Como todo encuentro deportivo es también su antecedente inmediato, además de su tradición, al Superclásico de Superliga este domingo le pesa el arrastre de los sucesos del 24 de noviembre del año pasado, cuando ante la definición de la final de la Copa Libertadores 2018, el micro de Boca dobló desde la Avenida Del Libertador por Lidoro Quinteros, hacia el Monumental, y recibió una lluvia de piedras, botellas y latas de cerveza por parte de los hinchas de River. Ese episodio fue el hito del desastre, la culminación de lo que había empezado con movimientos teatrales, las idas y vueltas para que se confirme las fechas de disputa, las contradicciones oficiales para que haya público visitante, la tormenta que desató la primera suspensión y esa sensación colectiva de que se trataba de un hecho futbolístico imposible, un evento paranormal que amagaba con una inconclusión eterna. La final interminable se mudó a Madrid, con entradas en euros. Pero ese glamour ajeno, ese olor rancio a negocio de una elite, a cosa sucia, no mató la épica, que fue de River. El fútbol siempre tiene guardada esa reserva; dañado y todo, siempre se salva.
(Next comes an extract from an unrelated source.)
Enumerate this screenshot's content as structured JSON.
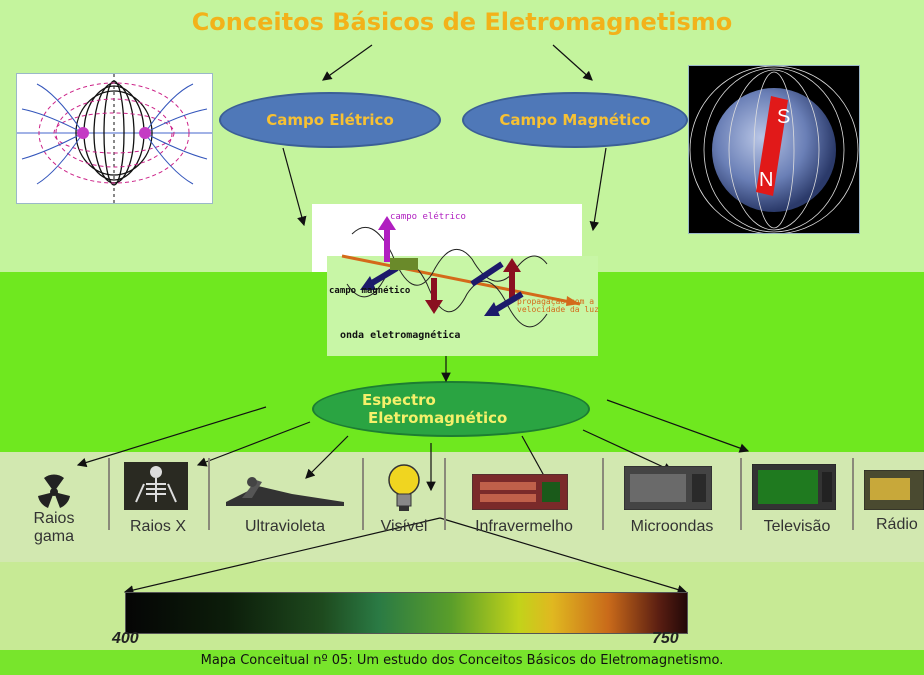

El Superclásico de esta tarde parece depreciado con la confirmación de la semifinal de Copa Libertadores, que por ahora tiene fechas oficiales los martes 1 y 22 de octubre a las 21:30, con definición en la Bombonera. Un mes entero en el medio. El Gobierno porteño ya avisó que garantizará la seguridad en horarios nocturnos, lo que no pudo ser en 2018, aunque no se supo qué cambió en el medio. Y también que será la Policía de la Ciudad la única fuerza que estará en el lugar.
Ese cruce, además, estaba precedido por el gas pimienta de 2015, que a su vez estaba precedido por los partidos de 2004, los primeros de este tipo sin público visitante. Son las capas geológicas del Superclásico. Por eso carece de sentido pensar cualquiera de estos choques como revancha de la final en Madrid. El fútbol, en contra de lo que sostiene el sentido común, no tiene revancha, la memoria es acumulativa pero no reemplaza lo anterior, los partidos se encastran; esas capas geológicas son de distinto volumen y espesor pero la última siempre es la que se sufre o se disfruta. ¿Quién podía pensar que algo aliviaría un descenso? Los hinchas de Boca le recordaron durante más de un año a los hinchas de River que eso no se borraría nunca más. Sin embargo, a ese descenso le siguió el ciclo histórico más espectacular en la vida de River bajo el comando de Marcelo Gallardo. Ahí estaba lo que lo aliviaría. ¿Quién puede pensar a esta hora que algo aliviará perder una final de Copa Libertadores con River, un torneo del que hasta hace dos décadas Boca era amo y señor? Sin embargo, algo habrá, algo vendrá. El fútbol, muchas veces, funciona como el mar que en una época se lleva la arena y en otra la regresa. Siempre reordena. Todo lo demás es contexto y subjetividad. Si a Boca le angustiará más una derrota, si River lo sufrirá menos (parece lo más evidente), si nada cambia.
Las frustraciones y las alegrías del fútbol perduran, pero nunca son del todo eternas aunque así se sientan. Se activa ahí un mecanismo contradictorio: todo es para siempre, nada es para siempre. A escala de un país atropellado por recetas que siempre llevan al mismo lugar, que siempre terminan de la misma manera, como si las experiencias parecieran no importar. “Ya lo vivimos esto”, una frase convertida en un mantra nacional. Ahí tampoco hay revancha: lo que pasó, pasó, pero también ahí el destino se puede cambiar y los votos son más predecibles que los goles.